Food safety is also prevalent for end-of-line tasks at the plant. All turkey products go through metal detection, and all boneless turkey products also go through X-ray to catch any contaminants before being sent to customers for retail sale or further processing.
Leading Labor
As mentioned earlier, the heavy investment in automation at Prestage also has a ripple effect on workforce hours, enabling the industry’s first single-shift, 10-hour, four-day workweek for employees. Primary processing staff work Monday through Thursday, and secondary/deboning workers are there Tuesday through Friday.
“We all thought about how to create an environment at this plant where people actually want to come and work, and doesn’t have, for example, a 50% turnover rate,” Sandberg says. “What is the process for that? One way is telling someone they can make the same amount of money working four days a week instead of five. Prestage can hire people who don’t want to regularly work overtime, nights, and weekends like at other plants.”

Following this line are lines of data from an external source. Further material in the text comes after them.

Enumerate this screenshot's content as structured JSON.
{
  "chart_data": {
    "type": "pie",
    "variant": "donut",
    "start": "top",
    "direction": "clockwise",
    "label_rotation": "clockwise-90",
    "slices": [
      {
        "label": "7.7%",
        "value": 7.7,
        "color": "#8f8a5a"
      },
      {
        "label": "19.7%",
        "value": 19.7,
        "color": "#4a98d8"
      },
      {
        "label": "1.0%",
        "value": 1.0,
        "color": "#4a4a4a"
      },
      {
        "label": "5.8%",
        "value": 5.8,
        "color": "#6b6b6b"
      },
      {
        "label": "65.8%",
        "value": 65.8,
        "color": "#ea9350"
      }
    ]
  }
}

By emphasizing automation for extremely difficult jobs in the harvesting/primary processing area, Prestage invested in ergonomic equipment, allowing employees to work comfortably and efficiently during their shifts. This includes individual height adjustments on platforms along the line, increased space between workers, and installing machines that do all or most of the work for repetitive jobs like cropping, and live hanging of birds (which can weight 40 to 50 lb each) onto shackles after gas stunning.
“The shackles are lowered down so workers never need to pick up the bird to hang it by its feet,” Sandberg explains. “There were so many areas like that where we focused on automated solutions to the hardest, most labor-intensive jobs.”
Another difficult task taken over by automation is the transportation of giblets, hearts, and livers after evisceration. Prestage installed a fully automated line using conveyors and vacuums to move those innards to another processing area without staff having to manually move totes of the product, limiting their contact with it.
The employee welfare areas, like break rooms and the central cafeteria, were designed with extra space for staff to relax and recharge before going back to work. The cafeteria was originally developed with a full-service kitchen in mind, but Prestage opted not to install foodservice equipment since staff are only there four days a week, and just three days where all 300 primary and secondary workers are onsite together. However, Prestage kept the overall square footage of the space intact.
“It’s a very nice, wide-open cafeteria,” Lehnerer says. “We see a lot of [Gray’s] customers successfully using self-service vending machines in their cafeteria spaces with a lot more people, so that’s what Prestage has here.” In addition to the vending machines, Prestage also brings in caterers and food trucks on occasion to give workers additional variety for their lunches.
Looking toward the future and possible expansion of operations around the Camden plant, Prestage has right of first refusal on every part of the industrial park surrounding the facility, so that option is available. For now though, the pluck shown by Prestage to take a chance on a new operating model for the turkey industry that addresses automation and labor in novel ways is poised to pay off for years to come.
“If someone tells us our ideas are not possible, I don’t want them part of the team,” says Ron Prestage, president of Prestage Foods. “There’s nobody in the world that has a plant like this for turkey. It might not have been easy to plan and execute, but we figured it out, and there’s very few things I would have done differently.”